On July 24, 2015, having received no timetable for the conditions to be met, counsel for Dominion wrote to the Commission (at ADR Chambers) asking that the arbitration be dismissed for delay. The pre-hearing was reconvened on December 21, 2015 to address the issue. The pre-hearing Arbitrator adjourned the pre-hearing to March 21, 2016. Although there was no agreed deadline, the pre-hearing Arbitrator imposed March 21, 2016 as a deadline for compliance with the conditions of the settlement and he threatened dismissal of the arbitration without a hearing, if the conditions were not met.6
The other conditions were met by the time the pre-hearing again resumed on March 21, 2016. The pre-hearing Arbitrator granted the order to continue, thereby satisfying the final condition. He adjourned the pre-hearing once more to May 24, 2016.7
Two days after the last condition was met, counsel for Dominion wrote to Mr. Mazin advising that “”all previous settlement discussions are off the table.”8 However, there was nothing further to discuss after the agreement was made in January 2015. The Arbitrator should have made that finding when the matter came before him at the Preliminary Issue Hearing. Instead, the Arbitrator answered an irrelevant question. I have therefore rescinded the Arbitrator’s order and replaced it with an order confirming a valid settlement.

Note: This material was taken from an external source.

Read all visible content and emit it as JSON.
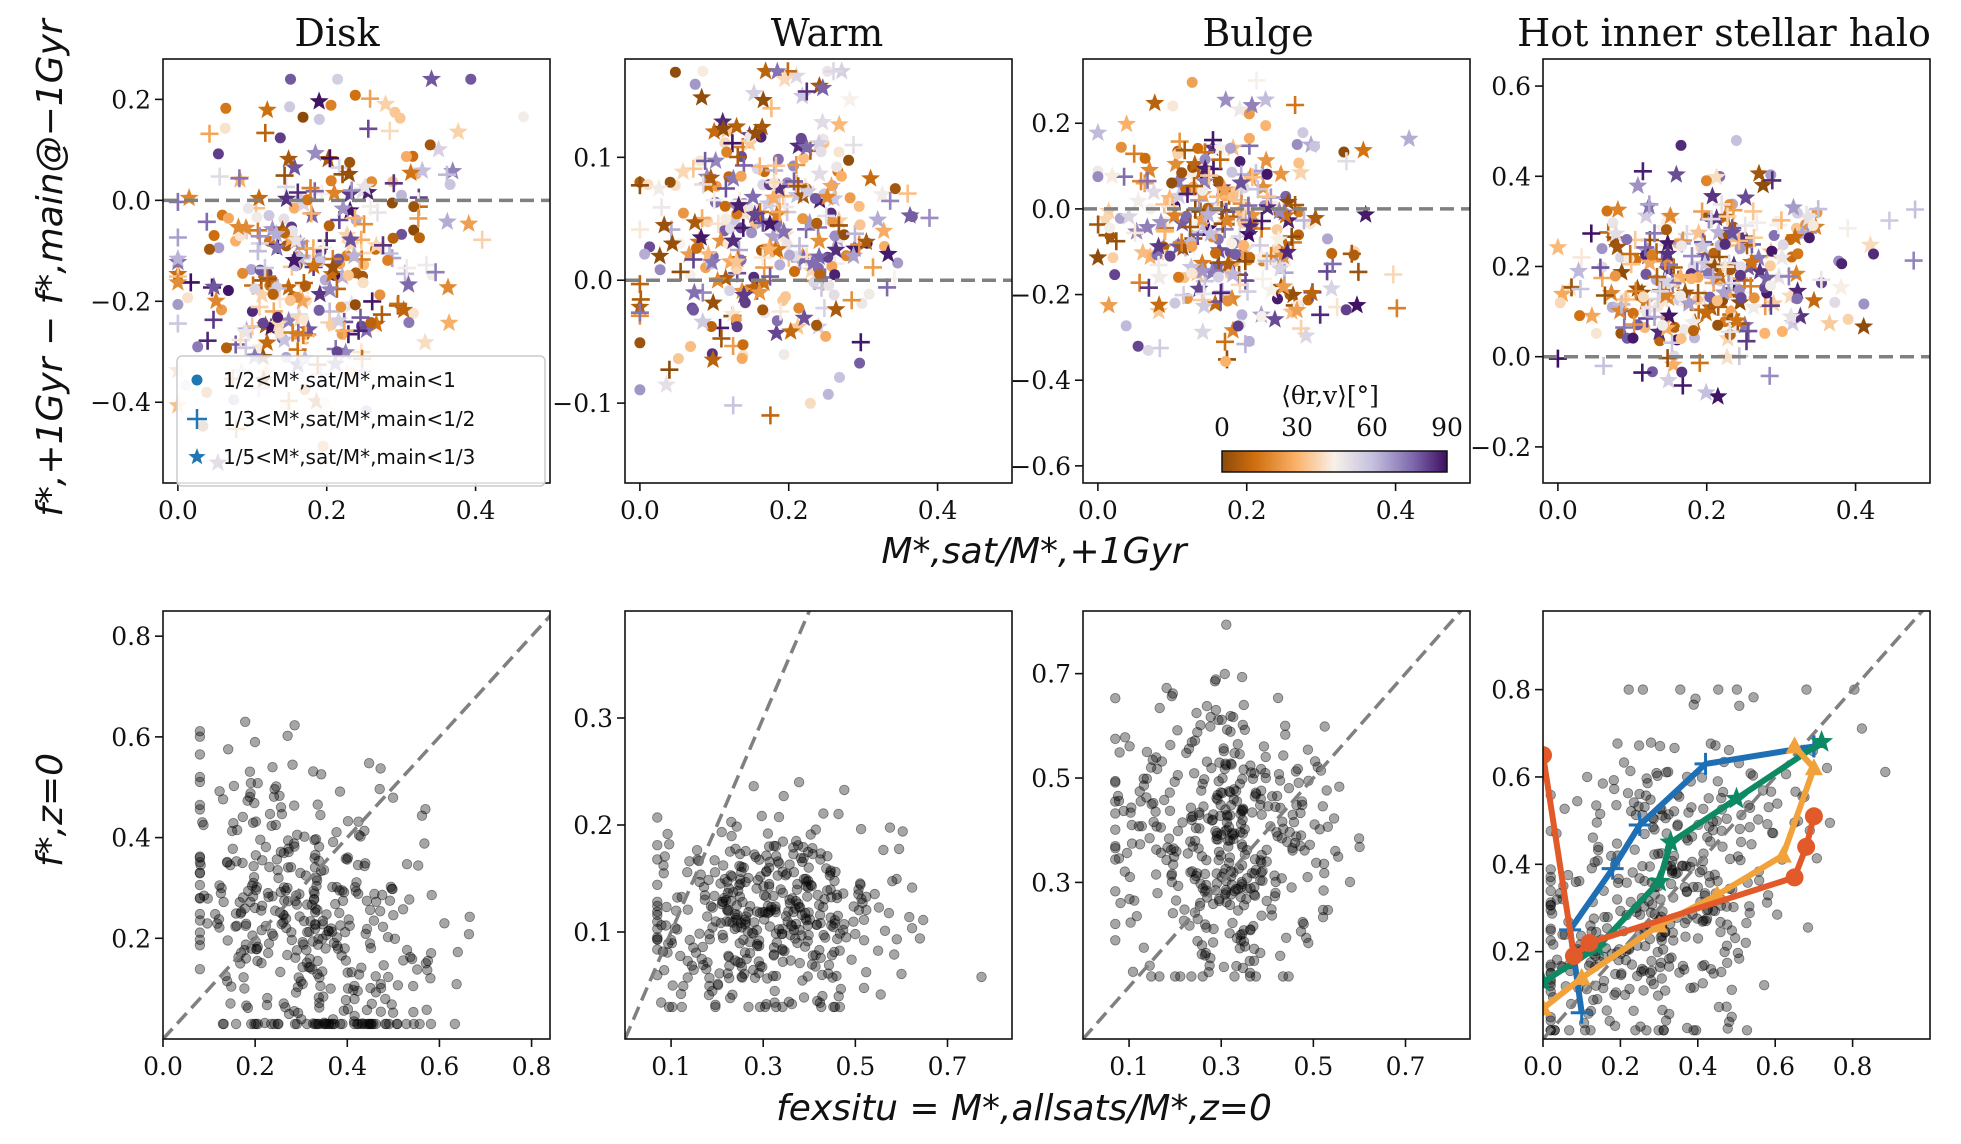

One final comment: In its written submissions, Dominion requested an award of the expenses it incurred in moving the matter forward in arbitration, if this appeal were successful. Dominion did not file an appeal, so I doubt that I have jurisdiction to consider its request. In any event, the result of the appeal shows that there were no grounds for Dominion’s efforts to rescind its settlement, so there could be no award of expenses in its favour.
IV. EXPENSES
If the parties are unable to agree about expenses of this appeal, an expense hearing may be arranged in accordance with Rule 79 of the Dispute Resolution Practice Code.